I don't find the fault in the rubric idea but in the writing of it in the manner you describe. I would rather the top grade say something along the lines of "Thoroughly describes the project and gives many examples that support the findings" or something along those lines. Something that allows both the teacher AND the student some room to make an evaluation based on the student's individual abilities yet is still objective enough for grading purposes.
Breakaway, I agree with what you say about the style of the writing. In my experience though when a teacher is required to give a rubric it needs to be specific and detail exactly what is required to get each number grade for each category. However, if you give more broad statements like what you've described, it is called criterion marking. The difference is just what you described - criteria allow teachers the flexibility to differentiate between 13 ok sentences and 13 super sentences describing the topic.
I love to use criteria, but do not like using rubric, mainly because it almost forces kids to do more than the minimum just to ensure that they get the top grades.
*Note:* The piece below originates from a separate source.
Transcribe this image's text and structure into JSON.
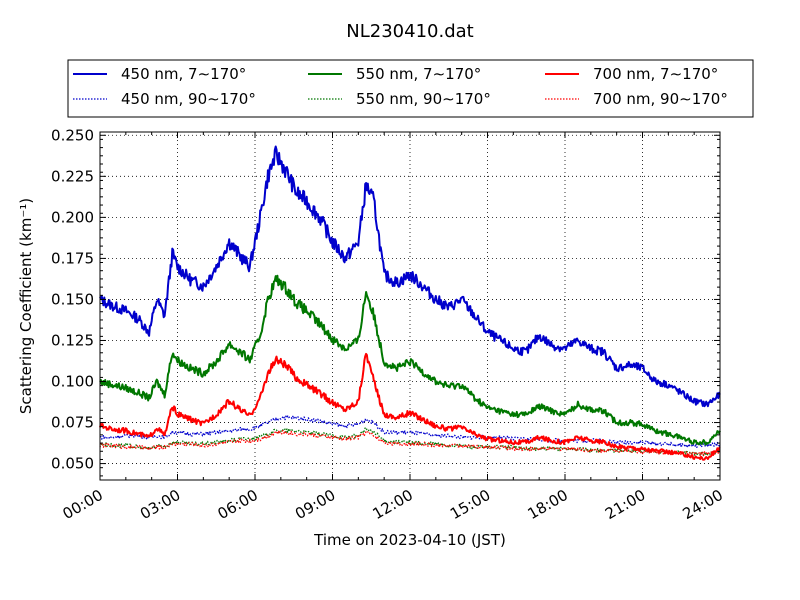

However, most of the parents at my school can not deal with the ambiguity of criteria and pressure teachers for rubrics instead. (I think it is a control factor - they then can control exactly what their child produced and know what grade they will receive before handing it in.)
I could go on and on about this, since it is one of my frustrations as a teacher trying to teach critical thinking skills and scientific reasoning, but will spare you all my rantings and stop here.